Third, ask "what behavior creates this perception?" instead of "is this true about me?" The second question is a philosophical rabbit hole with no exit. The first question is actionable. If people perceive you as unavailable, you do not need to resolve whether you are metaphysically available or not. You need to figure out which specific behaviors — maybe the headphones, maybe the delayed responses, maybe the body language when someone approaches your desk — are producing that perception. Then you can change the behavior and see if the perception shifts.
Fourth, give it time. Perception changes slowly. Even if you immediately change the behavior that creates a negative perception, it takes time for people to update their mental model of you. Psychologists call this confirmation bias — once people form an impression, they tend to notice evidence that confirms it and overlook evidence that contradicts it. The turnaround is real, but it is gradual. Plan in quarters, not days.
The mirror, not the report card
There is a framing problem with most feedback tools, and it explains why so many people react to feedback with defensiveness or despair. The framing is: here is your score. Here is how you did. Here is your grade.
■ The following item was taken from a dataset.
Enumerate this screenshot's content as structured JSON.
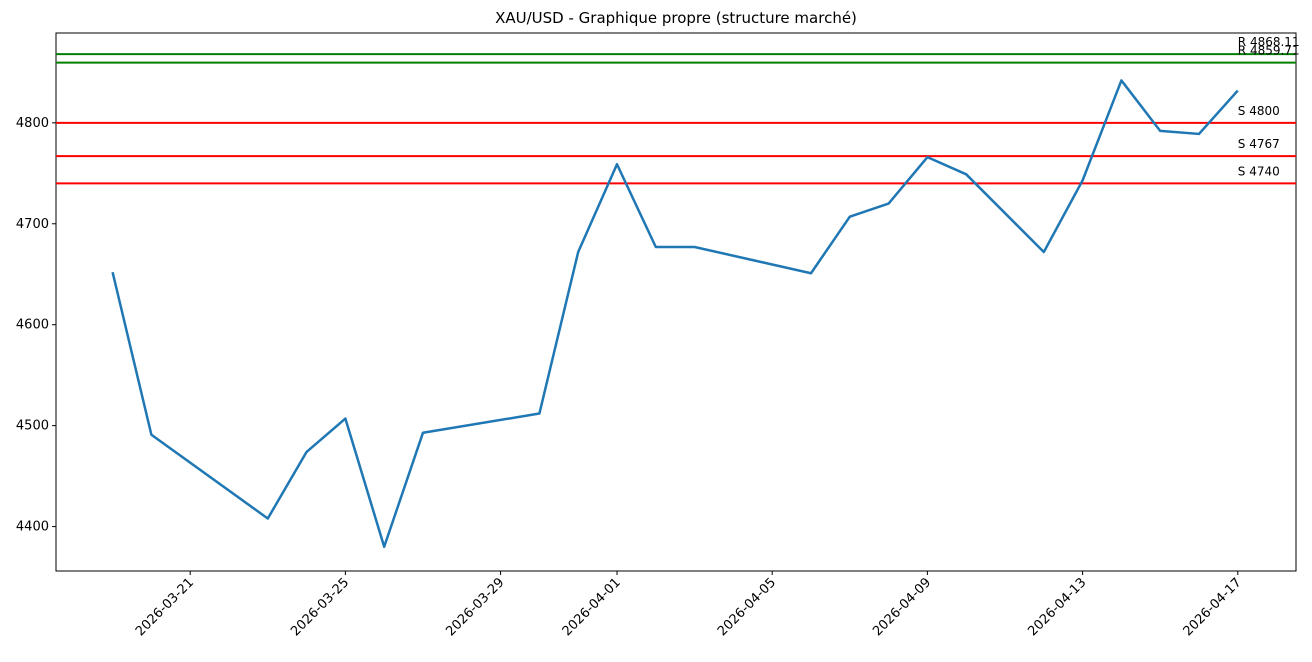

That framing turns feedback into a judgment. And when you feel judged, you stop learning.
OfficePoll is not a report card. It does not tell you whether you are good or bad at your job. It does not issue a verdict. What it does is show you a reflection — how the people around you experience working with you. That is all. It is a mirror.
Mirrors do not judge. They show you what is there. If you look in a mirror and your shirt is untucked, the mirror is not criticizing your appearance. It is giving you information you can act on, or not. The choice is yours.
But mirrors are only useful if they are accurate. A mirror that only shows your good side is not a mirror — it is a portrait. And a mirror that distorts everything into something unrecognizable is not helpful either. The value of a mirror is its fidelity. It shows what is actually there.
That is what aggregate, anonymous perception data provides. Not one person's possibly distorted view. Not your own possibly flattering self-assessment. The consensus view from the people who see your work, stripped of the social pressures that normally make honesty impossible. It is the closest thing to an accurate professional mirror that exists.
The only productive response
Here is the practical takeaway, and it is simpler than everything that came before it.
If you do not like how you are perceived, you have exactly one option: change the behavior that creates the perception.
Not explain it away. Not insist people are wrong. Not compile evidence for why your intentions are good. The only thing that changes perception is changed behavior, sustained long enough for people to notice and update their model of you.
This is not about capitulating to popular opinion. Some perceptions are based on genuine misunderstandings, and you might decide that a particular perception is the cost of doing something you believe in — being direct in a culture that prefers indirectness, for example. That is a legitimate choice. But it should be an informed choice, made with full knowledge of the perception cost. Not an accident you never knew about.
The people who navigate their careers most effectively are not the ones who are universally liked. They are the ones who know exactly how they are perceived and have made deliberate choices about which perceptions to address and which to accept. They are calibrated. They know what the mirror shows, and they have decided what to do about it.
You do not get to choose how people perceive you. But you do get to choose what you do about it. The first step is seeing what they see.
That is what your OfficePoll report is for. Not a grade. Not a verdict. A mirror. What you do with what it shows you is entirely up to you — but you cannot make that choice if you have never looked.